When asked who is doing really good, bootson-the-ground work, Tarana gushes. She can instantly think of a dozen people and organizations: her fellow members of Just Beginnings Collaborative, a group of organizers who are working to end child sexual abuse, “Aishah Shahidah Simmons is in it, and she did NO! The Rape Documentary. She’s a long time anti-sexual violence advocate, she works against sexual violence. More than two decades of work. Amita Swadhin who works with the trans and gender nonconforming community. Ignacio Rivera is also in it. He is also a trans activist.” Tarana and her colleagues don’t want to waste this moment, and that may mean turning the ship in a different direction. It means bringing the focus back to these people, who aren’t famous, at every turn.
V. A MOVEMENT, NOT A MOMENT
Me Too started as a social movement.
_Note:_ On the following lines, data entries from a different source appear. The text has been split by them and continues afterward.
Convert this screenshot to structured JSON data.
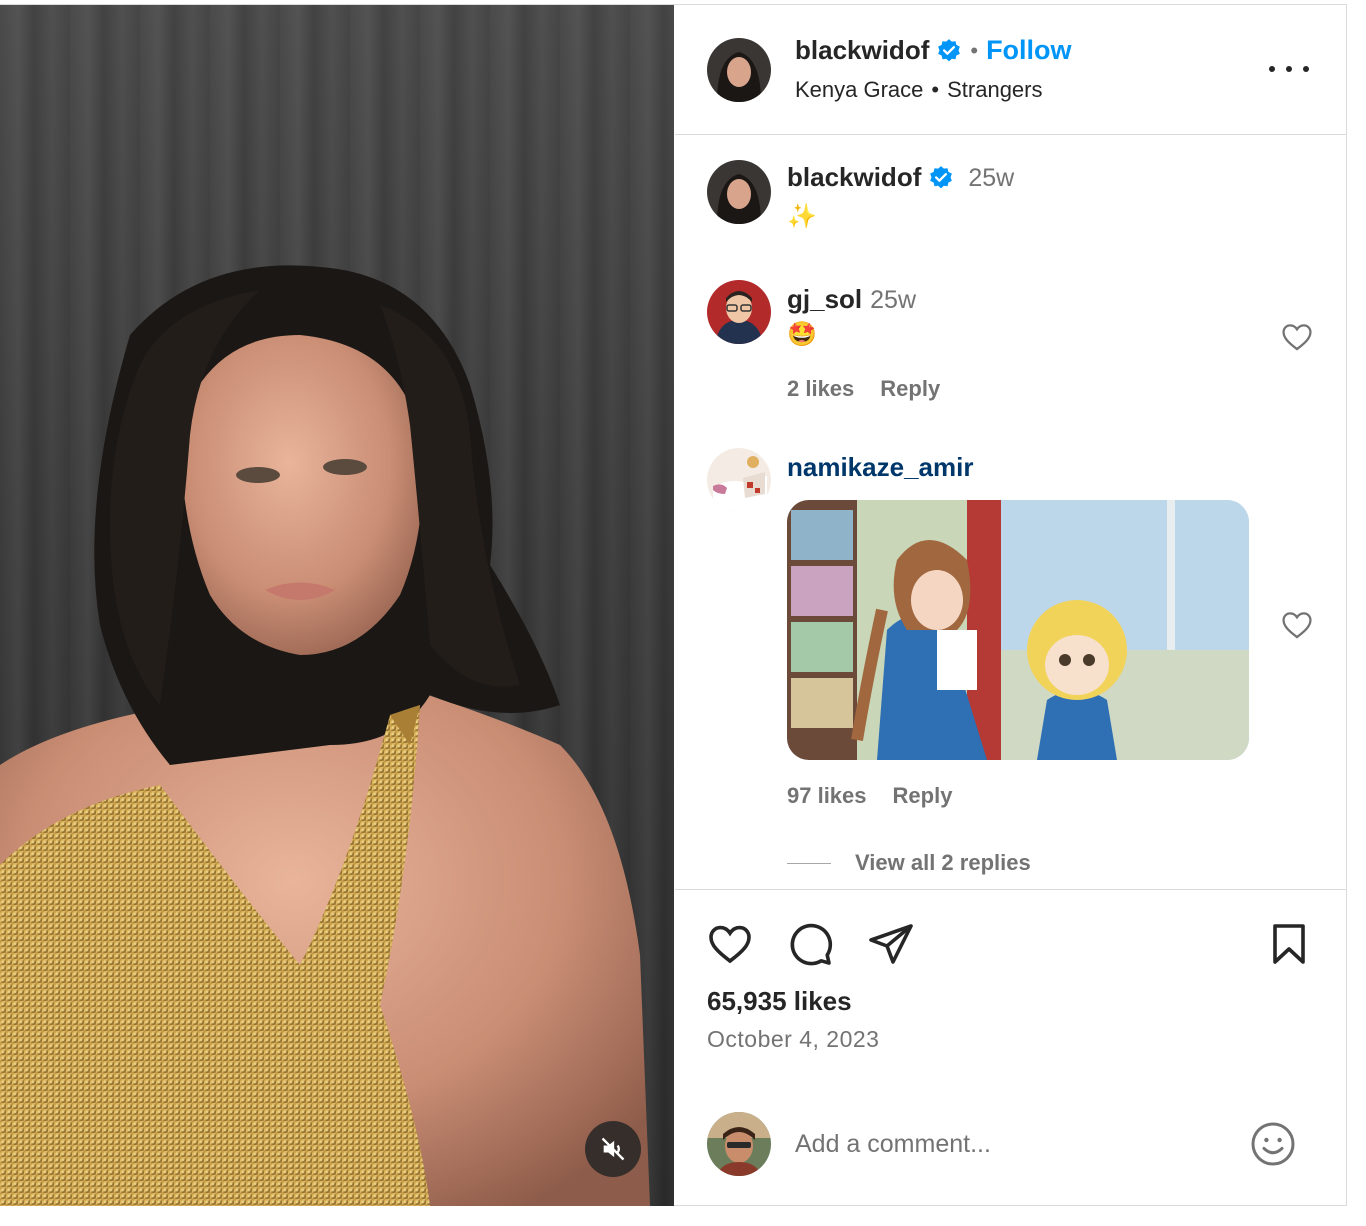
{
  "post": {
    "author": "blackwidof",
    "follow_label": "Follow",
    "separator": "•",
    "audio": {
      "artist": "Kenya Grace",
      "track": "Strangers"
    },
    "more_icon": "more-horizontal-icon",
    "media_controls": {
      "mute_icon": "speaker-muted-icon"
    }
  },
  "caption": {
    "username": "blackwidof",
    "time": "25w",
    "text": "✨"
  },
  "comments": [
    {
      "username": "gj_sol",
      "time": "25w",
      "text": "🤩",
      "likes": "2 likes",
      "reply_label": "Reply"
    },
    {
      "username": "namikaze_amir",
      "attachment": "gif",
      "likes": "97 likes",
      "reply_label": "Reply",
      "view_replies": "View all 2 replies"
    }
  ],
  "engagement": {
    "likes": "65,935 likes",
    "date": "October 4, 2023"
  },
  "composer": {
    "placeholder": "Add a comment..."
  },
  "colors": {
    "accent": "#0095f6",
    "text": "#262626",
    "secondary": "#737373",
    "border": "#dbdbdb",
    "mention_blue": "#00376b"
  }
}
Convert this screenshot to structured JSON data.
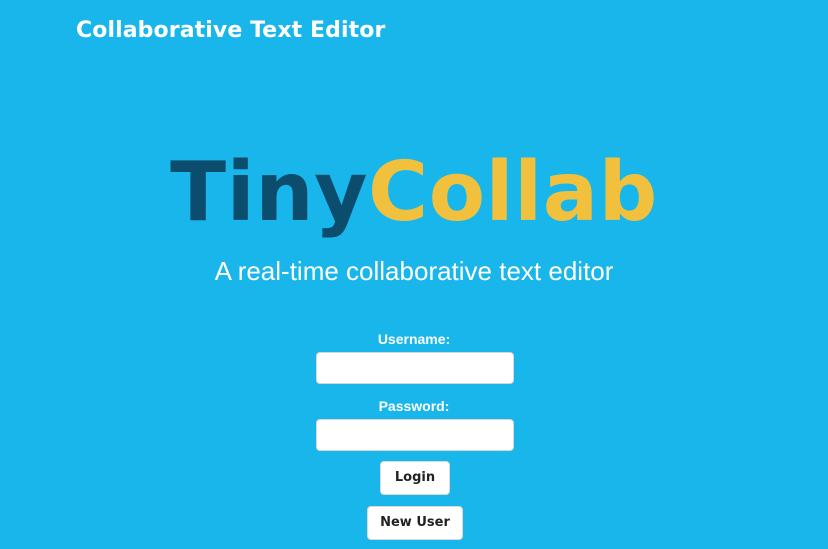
{
  "header": {
    "title": "Collaborative Text Editor"
  },
  "hero": {
    "logo_part_1": "Tiny",
    "logo_part_2": "Collab",
    "tagline": "A real-time collaborative text editor"
  },
  "login_form": {
    "username_label": "Username:",
    "username_value": "",
    "password_label": "Password:",
    "password_value": "",
    "login_button": "Login",
    "new_user_button": "New User"
  },
  "colors": {
    "background": "#19b6ec",
    "logo_dark": "#0c4d6e",
    "logo_accent": "#f1c13e",
    "text": "#ffffff"
  }
}
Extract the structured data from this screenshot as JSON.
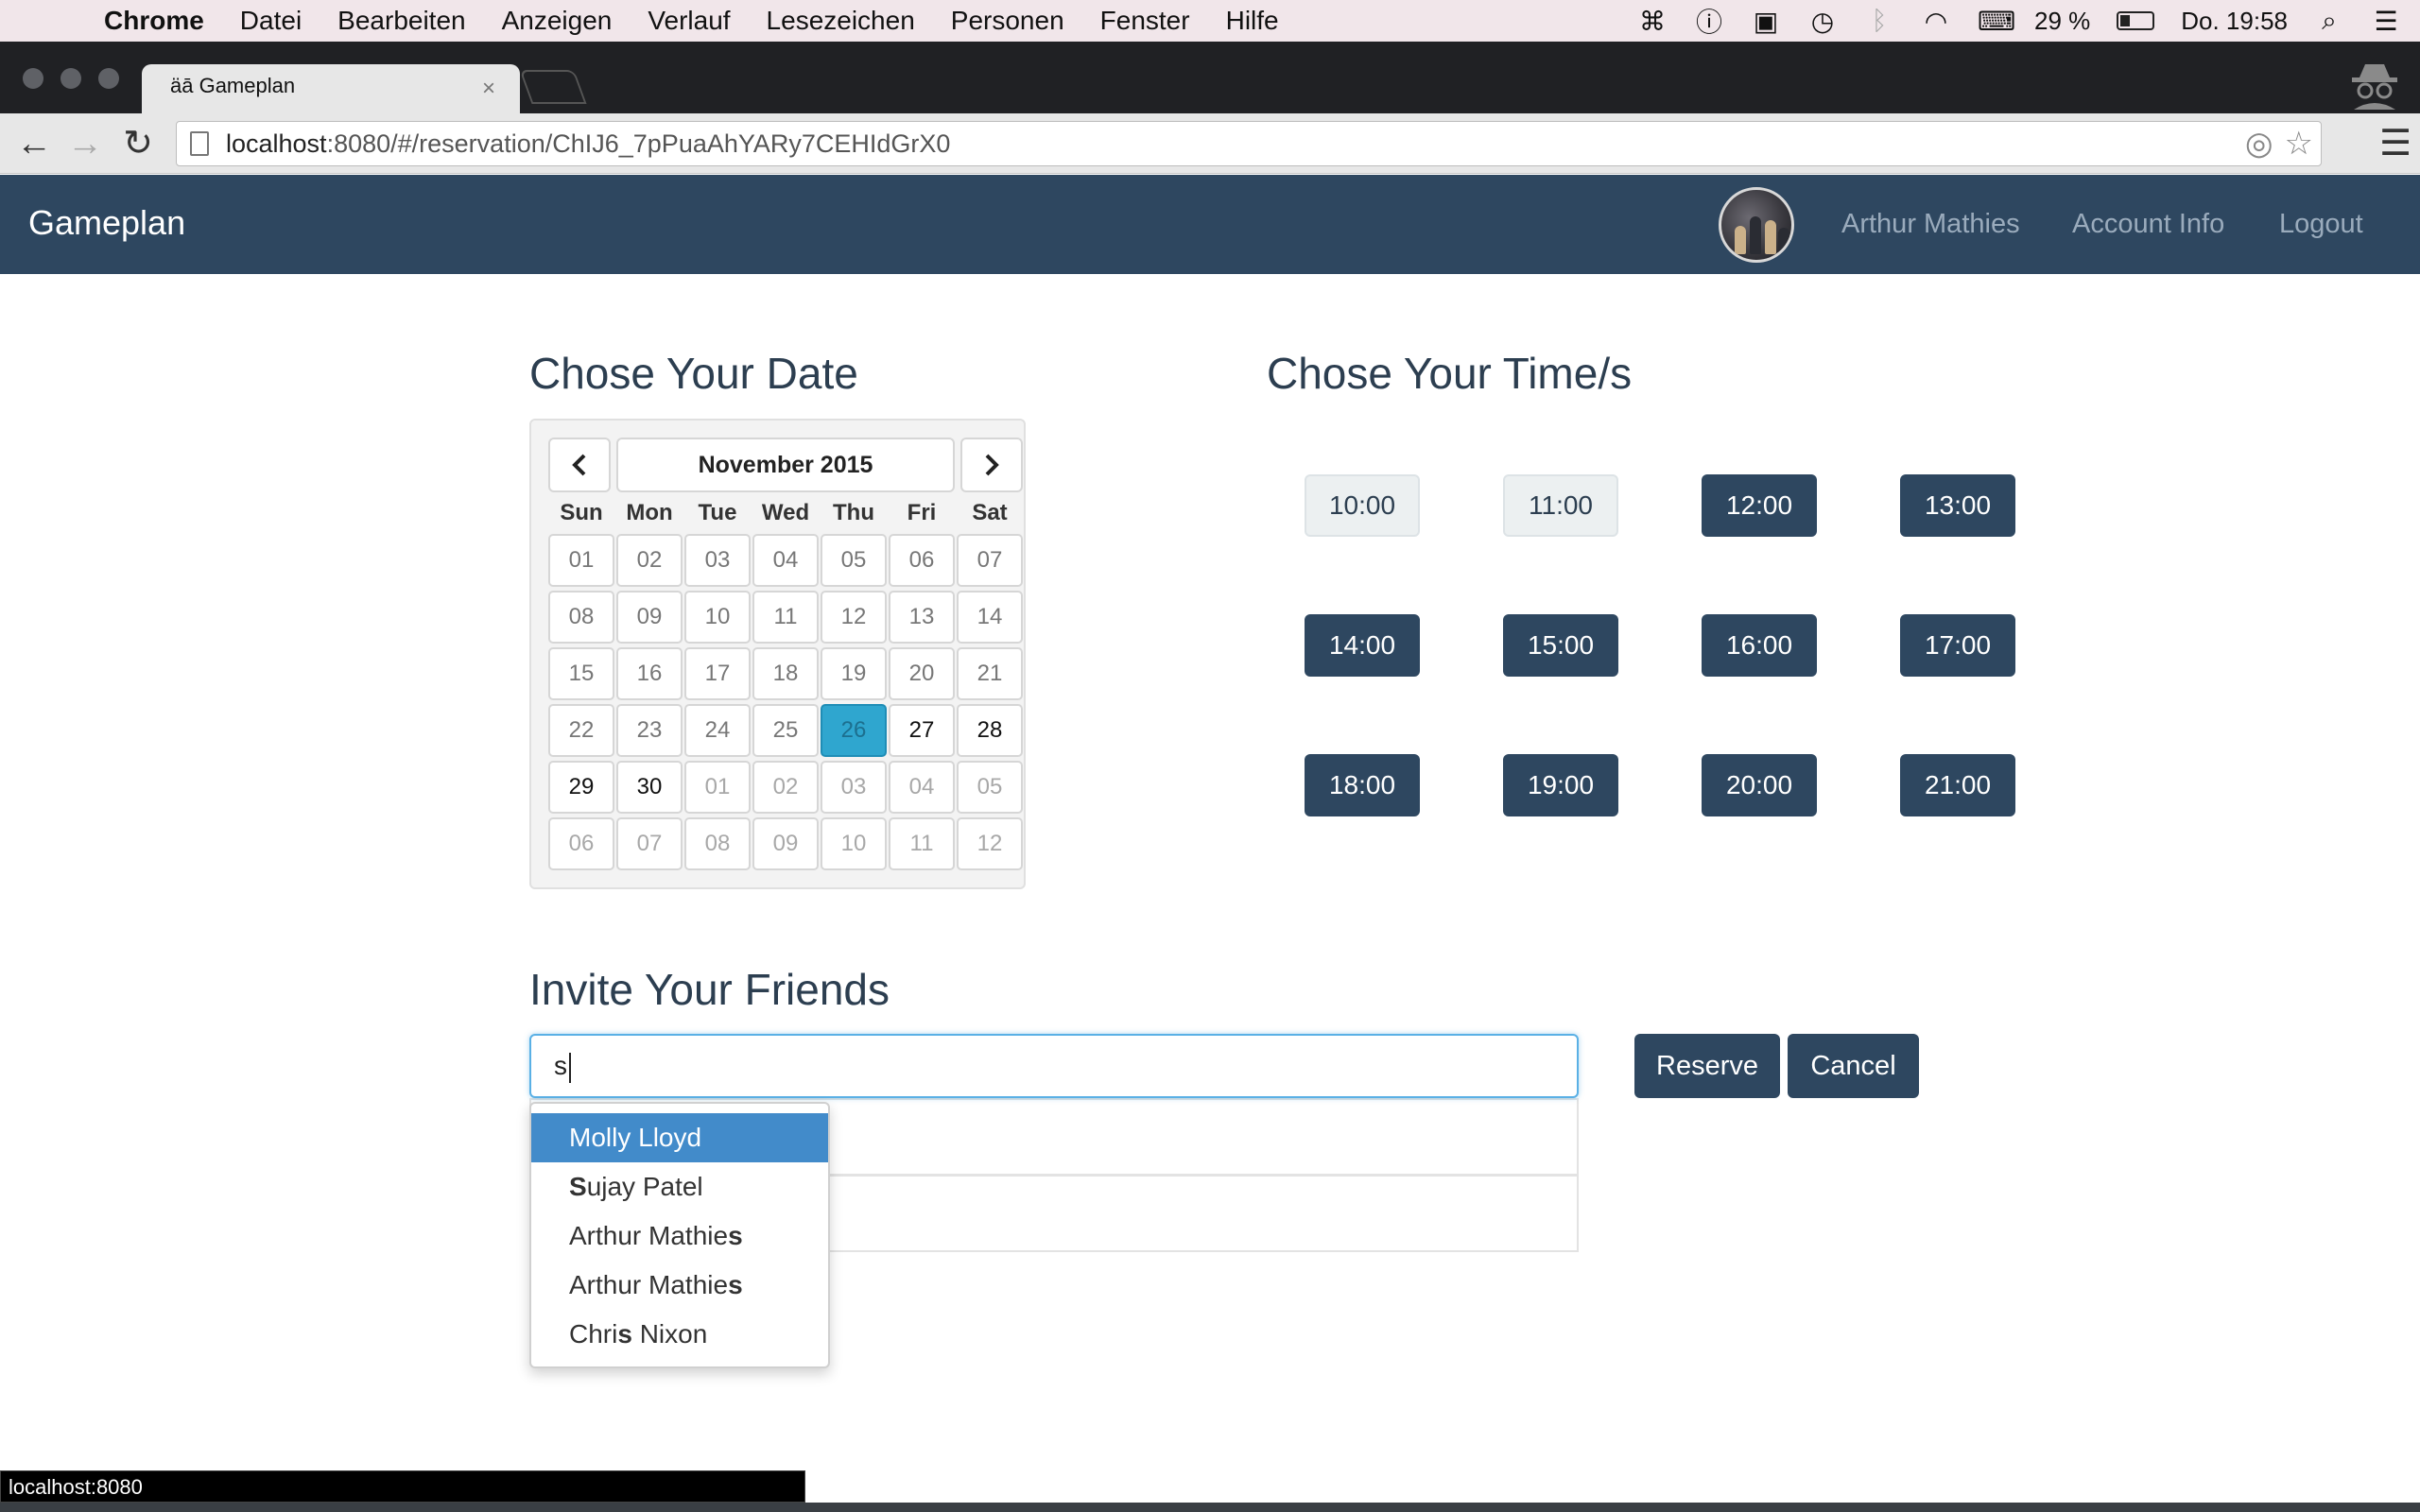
{
  "mac_menubar": {
    "app_name": "Chrome",
    "items": [
      "Datei",
      "Bearbeiten",
      "Anzeigen",
      "Verlauf",
      "Lesezeichen",
      "Personen",
      "Fenster",
      "Hilfe"
    ],
    "battery": "29 %",
    "clock": "Do. 19:58",
    "status_icons": [
      "command-icon",
      "onepassword-icon",
      "bookmark-app-icon",
      "time-machine-icon",
      "bluetooth-icon",
      "wifi-icon",
      "keyboard-icon",
      "battery-icon",
      "spotlight-search-icon",
      "notification-center-icon"
    ]
  },
  "browser": {
    "tab_title": "äā Gameplan",
    "url_host": "localhost",
    "url_rest": ":8080/#/reservation/ChIJ6_7pPuaAhYARy7CEHIdGrX0",
    "status_bubble": "localhost:8080"
  },
  "navbar": {
    "brand": "Gameplan",
    "user_name": "Arthur Mathies",
    "account_info": "Account Info",
    "logout": "Logout"
  },
  "date_section": {
    "heading": "Chose Your Date",
    "month_label": "November 2015",
    "prev_icon": "chevron-left-icon",
    "next_icon": "chevron-right-icon",
    "weekdays": [
      "Sun",
      "Mon",
      "Tue",
      "Wed",
      "Thu",
      "Fri",
      "Sat"
    ],
    "weeks": [
      [
        "01",
        "02",
        "03",
        "04",
        "05",
        "06",
        "07"
      ],
      [
        "08",
        "09",
        "10",
        "11",
        "12",
        "13",
        "14"
      ],
      [
        "15",
        "16",
        "17",
        "18",
        "19",
        "20",
        "21"
      ],
      [
        "22",
        "23",
        "24",
        "25",
        "26",
        "27",
        "28"
      ],
      [
        "29",
        "30",
        "01",
        "02",
        "03",
        "04",
        "05"
      ],
      [
        "06",
        "07",
        "08",
        "09",
        "10",
        "11",
        "12"
      ]
    ],
    "selected_day": "26"
  },
  "time_section": {
    "heading": "Chose Your Time/s",
    "slots": [
      {
        "label": "10:00",
        "available": false
      },
      {
        "label": "11:00",
        "available": false
      },
      {
        "label": "12:00",
        "available": true
      },
      {
        "label": "13:00",
        "available": true
      },
      {
        "label": "14:00",
        "available": true
      },
      {
        "label": "15:00",
        "available": true
      },
      {
        "label": "16:00",
        "available": true
      },
      {
        "label": "17:00",
        "available": true
      },
      {
        "label": "18:00",
        "available": true
      },
      {
        "label": "19:00",
        "available": true
      },
      {
        "label": "20:00",
        "available": true
      },
      {
        "label": "21:00",
        "available": true
      }
    ]
  },
  "invite_section": {
    "heading": "Invite Your Friends",
    "input_value": "s",
    "reserve_label": "Reserve",
    "cancel_label": "Cancel",
    "suggestions": [
      {
        "before": "Molly Lloyd",
        "match": "",
        "after": "",
        "active": true
      },
      {
        "before": "",
        "match": "S",
        "after": "ujay Patel",
        "active": false
      },
      {
        "before": "Arthur Mathie",
        "match": "s",
        "after": "",
        "active": false
      },
      {
        "before": "Arthur Mathie",
        "match": "s",
        "after": "",
        "active": false
      },
      {
        "before": "Chri",
        "match": "s",
        "after": " Nixon",
        "active": false
      }
    ]
  }
}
That means long-term, dedicated, and organized. It went viral in a moment, but it will be sustained by those who built it up brick by brick. “Because the moment happened so quickly, we are in a place where we have to scale up a lot of the work that we were doing,” Tarana says. “We have a way, way, way bigger audience than we’ve had in the past. And so, the first thing we’re doing is we’re building a virtual community. There’s not a place that exists right now online that survivors can come to to find solace. I think of it as sort of a la carte. Craft your own journey. I don’t wanna ever tell somebody this is how you heal. But I want to make as many resources available so that people can cherry pick what they need.” The website is called metoomvmt.org and and is currently in the process of development. It will be membership based, but you won’t have to be a member to use resources. Me Too is also expanding its offline organizing. They will be offering training and certification for survivors and allies and advocates. The only way to truly scale up the grassroots work of Me Too is train more organizers and policy makers to do on-the-ground work in their own towns and cities. Tarana is a remarkable advocate, organizer, and facilitator, but she can’t be the pillar of every community. Nor does she want to be. The goal of Me Too is to have survivors and allies in their communities interrupting sexual violence at the roots. “I’m out here looking for resources so we can build this thing that never existed. I know we are capable,” Tarana insists. “I know it is possible. When we have the resources, we’ll be able to do it.”